Formally proving “honesty” in the general case is impossible, due to the complexity of value problem, but we can make some partial guarantees to reduce risk. For example, we could formally prove that a certain kind of action cannot be taken in less than 7 days, or that a certain kind of action cannot be taken for 48 hours if the curators of a given DAO vote to flip a switch. In an AI context, such proofs could be used to prevent certain kinds of simple bugs in the reward function, that would result in a completely unintended behavior appearing to the AI to be of extremely high value. Of course, many other communities have been thinking about formal verification for many years already, but now it is being explored for a different use in a novel setting.

Meanwhile, one example of a concept promoted in the AI safety circles that may be highly useful to those building economic systems containing DAOs is superrational decision theories — essentially, ways to overcome prisoner’s dilemma situations by committing to run source code that treats agents which also commit to run that source code more favorably. One example of a move available to open-source agents that is not available to “black box” agents is the “values handshake” described in a short story by Scott Alexander: two agents can agree to both commit to maximize a goal which is the average of the two goals that they previously had. Previously, such concepts were largely science fiction, but now futarchy DAOs can actually do this.

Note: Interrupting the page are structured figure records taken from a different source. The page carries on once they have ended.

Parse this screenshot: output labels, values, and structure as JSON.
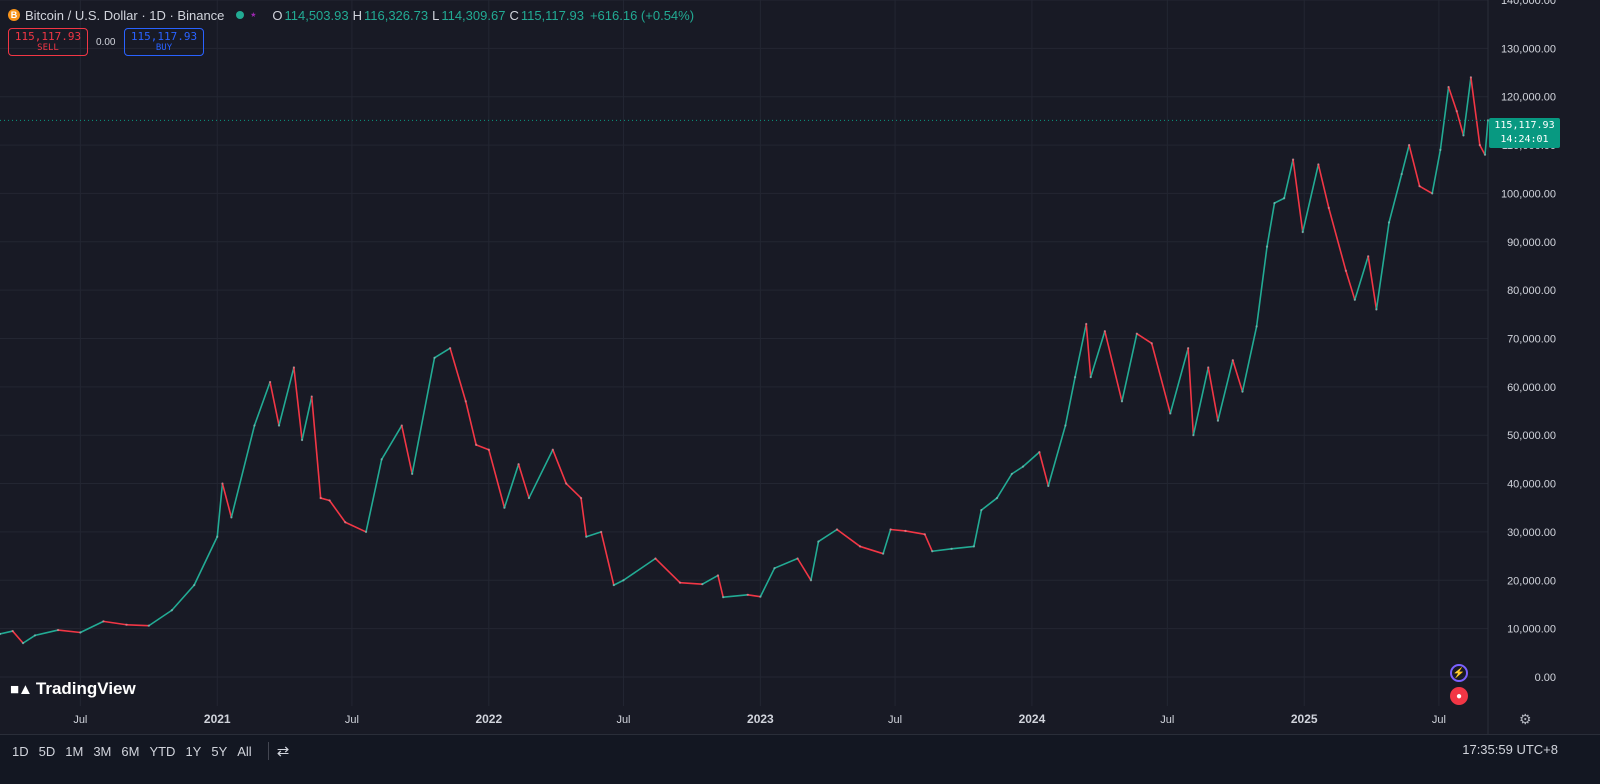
{
  "header": {
    "coin_icon": "B",
    "symbol_title": "Bitcoin / U.S. Dollar · 1D · Binance",
    "ohlc": {
      "o_label": "O",
      "o_value": "114,503.93",
      "h_label": "H",
      "h_value": "116,326.73",
      "l_label": "L",
      "l_value": "114,309.67",
      "c_label": "C",
      "c_value": "115,117.93",
      "change": "+616.16 (+0.54%)"
    }
  },
  "trade": {
    "sell_price": "115,117.93",
    "sell_label": "SELL",
    "spread": "0.00",
    "buy_price": "115,117.93",
    "buy_label": "BUY"
  },
  "logo": {
    "text": "TradingView"
  },
  "price_badge": {
    "price": "115,117.93",
    "countdown": "14:24:01"
  },
  "bottom_bar": {
    "ranges": [
      "1D",
      "5D",
      "1M",
      "3M",
      "6M",
      "YTD",
      "1Y",
      "5Y",
      "All"
    ],
    "clock": "17:35:59 UTC+8"
  },
  "colors": {
    "up": "#22ab94",
    "down": "#f23645",
    "background": "#181a25",
    "grid": "#232632",
    "accent_badge": "#089981"
  },
  "icons": [
    "bitcoin-icon",
    "status-dot-icon",
    "share-icon",
    "tradingview-logo-icon",
    "bolt-icon",
    "us-flag-icon",
    "settings-icon",
    "compare-icon"
  ],
  "chart_data": {
    "type": "line",
    "title": "",
    "xlabel": "",
    "ylabel": "",
    "x_range": [
      "2020-03-15",
      "2025-09-05"
    ],
    "ylim": [
      -6000,
      140000
    ],
    "y_ticks": [
      0,
      10000,
      20000,
      30000,
      40000,
      50000,
      60000,
      70000,
      80000,
      90000,
      100000,
      110000,
      120000,
      130000,
      140000
    ],
    "y_tick_labels": [
      "0.00",
      "10,000.00",
      "20,000.00",
      "30,000.00",
      "40,000.00",
      "50,000.00",
      "60,000.00",
      "70,000.00",
      "80,000.00",
      "90,000.00",
      "100,000.00",
      "110,000.00",
      "120,000.00",
      "130,000.00",
      "140,000.00"
    ],
    "x_ticks": [
      {
        "date": "2020-07-01",
        "label": "Jul"
      },
      {
        "date": "2021-01-01",
        "label": "2021"
      },
      {
        "date": "2021-07-01",
        "label": "Jul"
      },
      {
        "date": "2022-01-01",
        "label": "2022"
      },
      {
        "date": "2022-07-01",
        "label": "Jul"
      },
      {
        "date": "2023-01-01",
        "label": "2023"
      },
      {
        "date": "2023-07-01",
        "label": "Jul"
      },
      {
        "date": "2024-01-01",
        "label": "2024"
      },
      {
        "date": "2024-07-01",
        "label": "Jul"
      },
      {
        "date": "2025-01-01",
        "label": "2025"
      },
      {
        "date": "2025-07-01",
        "label": "Jul"
      }
    ],
    "last_price": 115117.93,
    "grid": true,
    "series": [
      {
        "values": [
          [
            "2020-03-15",
            8900
          ],
          [
            "2020-04-01",
            9500
          ],
          [
            "2020-04-15",
            7000
          ],
          [
            "2020-05-01",
            8600
          ],
          [
            "2020-06-01",
            9700
          ],
          [
            "2020-07-01",
            9200
          ],
          [
            "2020-08-01",
            11500
          ],
          [
            "2020-09-01",
            10800
          ],
          [
            "2020-10-01",
            10600
          ],
          [
            "2020-11-01",
            13800
          ],
          [
            "2020-12-01",
            19000
          ],
          [
            "2021-01-01",
            29000
          ],
          [
            "2021-01-08",
            40000
          ],
          [
            "2021-01-20",
            33000
          ],
          [
            "2021-02-20",
            52000
          ],
          [
            "2021-03-13",
            61000
          ],
          [
            "2021-03-25",
            52000
          ],
          [
            "2021-04-14",
            64000
          ],
          [
            "2021-04-25",
            49000
          ],
          [
            "2021-05-08",
            58000
          ],
          [
            "2021-05-20",
            37000
          ],
          [
            "2021-06-01",
            36500
          ],
          [
            "2021-06-22",
            32000
          ],
          [
            "2021-07-20",
            30000
          ],
          [
            "2021-08-10",
            45000
          ],
          [
            "2021-09-06",
            52000
          ],
          [
            "2021-09-20",
            42000
          ],
          [
            "2021-10-20",
            66000
          ],
          [
            "2021-11-10",
            68000
          ],
          [
            "2021-12-01",
            57000
          ],
          [
            "2021-12-15",
            48000
          ],
          [
            "2022-01-01",
            47000
          ],
          [
            "2022-01-22",
            35000
          ],
          [
            "2022-02-10",
            44000
          ],
          [
            "2022-02-24",
            37000
          ],
          [
            "2022-03-28",
            47000
          ],
          [
            "2022-04-15",
            40000
          ],
          [
            "2022-05-05",
            37000
          ],
          [
            "2022-05-12",
            29000
          ],
          [
            "2022-06-01",
            30000
          ],
          [
            "2022-06-18",
            19000
          ],
          [
            "2022-07-01",
            20000
          ],
          [
            "2022-08-13",
            24500
          ],
          [
            "2022-09-15",
            19500
          ],
          [
            "2022-10-15",
            19200
          ],
          [
            "2022-11-05",
            21000
          ],
          [
            "2022-11-12",
            16500
          ],
          [
            "2022-12-15",
            17000
          ],
          [
            "2023-01-01",
            16600
          ],
          [
            "2023-01-20",
            22500
          ],
          [
            "2023-02-20",
            24500
          ],
          [
            "2023-03-10",
            20000
          ],
          [
            "2023-03-20",
            28000
          ],
          [
            "2023-04-14",
            30500
          ],
          [
            "2023-05-15",
            27000
          ],
          [
            "2023-06-15",
            25500
          ],
          [
            "2023-06-25",
            30500
          ],
          [
            "2023-07-15",
            30200
          ],
          [
            "2023-08-10",
            29500
          ],
          [
            "2023-08-20",
            26000
          ],
          [
            "2023-09-15",
            26500
          ],
          [
            "2023-10-15",
            27000
          ],
          [
            "2023-10-25",
            34500
          ],
          [
            "2023-11-15",
            37000
          ],
          [
            "2023-12-05",
            42000
          ],
          [
            "2023-12-20",
            43500
          ],
          [
            "2024-01-11",
            46500
          ],
          [
            "2024-01-23",
            39500
          ],
          [
            "2024-02-15",
            52000
          ],
          [
            "2024-02-28",
            62000
          ],
          [
            "2024-03-14",
            73000
          ],
          [
            "2024-03-20",
            62000
          ],
          [
            "2024-04-08",
            71500
          ],
          [
            "2024-05-01",
            57000
          ],
          [
            "2024-05-21",
            71000
          ],
          [
            "2024-06-10",
            69000
          ],
          [
            "2024-07-05",
            54500
          ],
          [
            "2024-07-29",
            68000
          ],
          [
            "2024-08-05",
            50000
          ],
          [
            "2024-08-25",
            64000
          ],
          [
            "2024-09-07",
            53000
          ],
          [
            "2024-09-27",
            65500
          ],
          [
            "2024-10-10",
            59000
          ],
          [
            "2024-10-29",
            72500
          ],
          [
            "2024-11-12",
            89000
          ],
          [
            "2024-11-22",
            98000
          ],
          [
            "2024-12-05",
            99000
          ],
          [
            "2024-12-17",
            107000
          ],
          [
            "2024-12-30",
            92000
          ],
          [
            "2025-01-20",
            106000
          ],
          [
            "2025-02-03",
            97000
          ],
          [
            "2025-02-26",
            84000
          ],
          [
            "2025-03-10",
            78000
          ],
          [
            "2025-03-28",
            87000
          ],
          [
            "2025-04-08",
            76000
          ],
          [
            "2025-04-25",
            94000
          ],
          [
            "2025-05-12",
            104000
          ],
          [
            "2025-05-22",
            110000
          ],
          [
            "2025-06-05",
            101500
          ],
          [
            "2025-06-22",
            100000
          ],
          [
            "2025-07-03",
            109000
          ],
          [
            "2025-07-14",
            122000
          ],
          [
            "2025-07-25",
            117000
          ],
          [
            "2025-08-03",
            112000
          ],
          [
            "2025-08-13",
            124000
          ],
          [
            "2025-08-25",
            110000
          ],
          [
            "2025-09-01",
            108000
          ],
          [
            "2025-09-05",
            115117.93
          ]
        ]
      }
    ]
  }
}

More generally, a DAO may well be a highly effective means for a social institution to strongly commit to “running source code” that has particular properties.

“The DAO” is only the first in a series of many that will be launched over the course of this year and the next, and you can bet that all of the subsequent examples will learn heavily from the lessons of the first one, and each come up with different and innovative software code security policies, governance algorithms, curator systems, slow and phased bootstrap and rollout processes and formally verified guarantees in order to do its best to make sure that it can weather the cryptoeconomic storm.

Finally, I would argue that the biggest lesson to learn from the crypto community is that of decentralization itself: have different teams implement different pieces redundantly, so as to minimize the chance that an oversight from one system will pass through the other systems undetected. The crypto ecosystem is shaping up to be a live experiment comprising many challenges at the forefront of software development, computer science, game theory and philosophy, and the results, regardless of whether they make it into mainstream social applications in their present form or after several iterations that involve substantial changes to the core concepts, are welcome for anyone to learn from and see.